Given what's currently in the spec, to be conformant you would need to add some kind of reference geometry for each of your timeseries. Using something arbitrary is going to get your files to be read by a naive client. Most people recognize NULL island when they see it.

https://en.wikipedia.org/wiki/Null_Island

JonathanGregory commented 4 years ago

Dear Thomas @TomLav You could add

string region_name;
  region_name:standard_name = "region" ;
  region_name:cf_role = "timeseries_id";

with region_name="barents_sea", which is one of the allowed values in http://cfconventions.org/Data/cf-standard-names/docs/standardized-region-names.html, and include region_name in the coordinates attribute i.e. it's a scalar string-valued auxiliary coordinate variable. See also example H2. Jonathan

TomLav commented 4 years ago

Thank you, @dblodgett-usgs

Given what's currently in the spec, to be conformant you would need to add some kind of reference geometry for each of your timeseries. Using something arbitrary is going to get your files to be read by a naive client. Most people recognize NULL island when they see it.

https://en.wikipedia.org/wiki/Null_Island

Either Null_Island, or one of the Pole as representing an hemisphere.

TomLav commented 4 years ago

Thank you @JonathanGregory, I had indeed forgotten cf_role.

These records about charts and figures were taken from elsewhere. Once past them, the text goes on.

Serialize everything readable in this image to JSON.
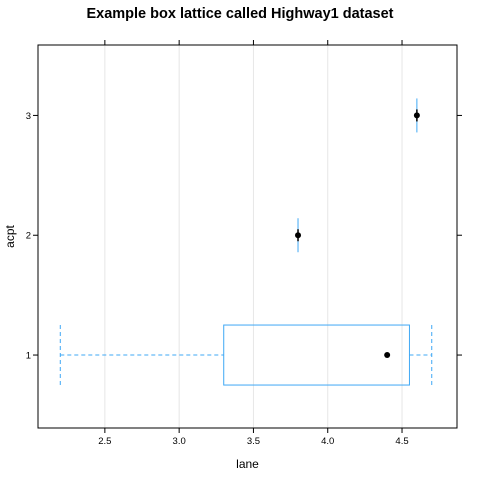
{
  "chart_data": {
    "type": "box",
    "orientation": "horizontal",
    "title": "Example box lattice called Highway1 dataset",
    "xlabel": "lane",
    "ylabel": "acpt",
    "xlim": [
      2.05,
      4.87
    ],
    "x_ticks": [
      "2.5",
      "3.0",
      "3.5",
      "4.0",
      "4.5"
    ],
    "x_tick_values": [
      2.5,
      3.0,
      3.5,
      4.0,
      4.5
    ],
    "y_categories": [
      "1",
      "2",
      "3"
    ],
    "grid": "vertical",
    "box_color": "#3fa8f5",
    "median_color": "#000000",
    "boxes": [
      {
        "category": "1",
        "whisker_low": 2.2,
        "q1": 3.3,
        "median": 4.4,
        "q3": 4.55,
        "whisker_high": 4.7
      },
      {
        "category": "2",
        "whisker_low": 3.8,
        "q1": 3.8,
        "median": 3.8,
        "q3": 3.8,
        "whisker_high": 3.8
      },
      {
        "category": "3",
        "whisker_low": 4.6,
        "q1": 4.6,
        "median": 4.6,
        "q3": 4.6,
        "whisker_high": 4.6
      }
    ]
  }
}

With this addition, my Barents Sea examples becomes:

dimensions:
    time = UNLIMITED ;
    lbl = 1 ;

variables:
    double sie(time);
        sie:standard_name  = "sea_ice_extent";
        sie:coordinates = "geo_region sie_threshold";
        sie:units = "km^2";

    double time(time);
        time:standard_name = "time";
        time:units = "days since 1950-01-01";

    char geo_region(lbl);
        geo_region:standard_name = "region";
        geo_region:cf_role = "timeseries_id" ;

    float sie_threshold
        sie_threshold:standard_name = "sea_ice_area_fraction";
        sie_threshold:units = "1";

attributes:
    featureType = "timeSeries";

data:
    geo_region = "barents_sea";
    sie_threshold = 0.15;
    time = ...;
    sie = ....;

I am still unsure this is fully following the convention since:

  1. There is still this note in the Discrete Geometry section (see my OP) stating that "The designation of dimensions as mandatory precludes the encoding of data variables where geo-positioning cannot be described as a discrete point location.". This is exactly my case (my geo-position is not a discrete point but the whole Barents Sea). Are we ready to update the Discrete Geometry text to allow such non-discrete locations?

  2. I am now merging into variable geo_region the concept of station geo-location (region), and the concept of station_name (cf_role). May be ok, but is not exactly in any of the examples.

Thomas

JonathanGregory commented 4 years ago

Dear Thomas

I think a nominal location is useful for generic applications, which might just want to put a dot on a map. You could choose any point in the Barents Sea for it. I think it makes sense to use a region for a station. That correctly describes your data. The word "station" is inspired by the original use of timeseries in discrete sampling geometries.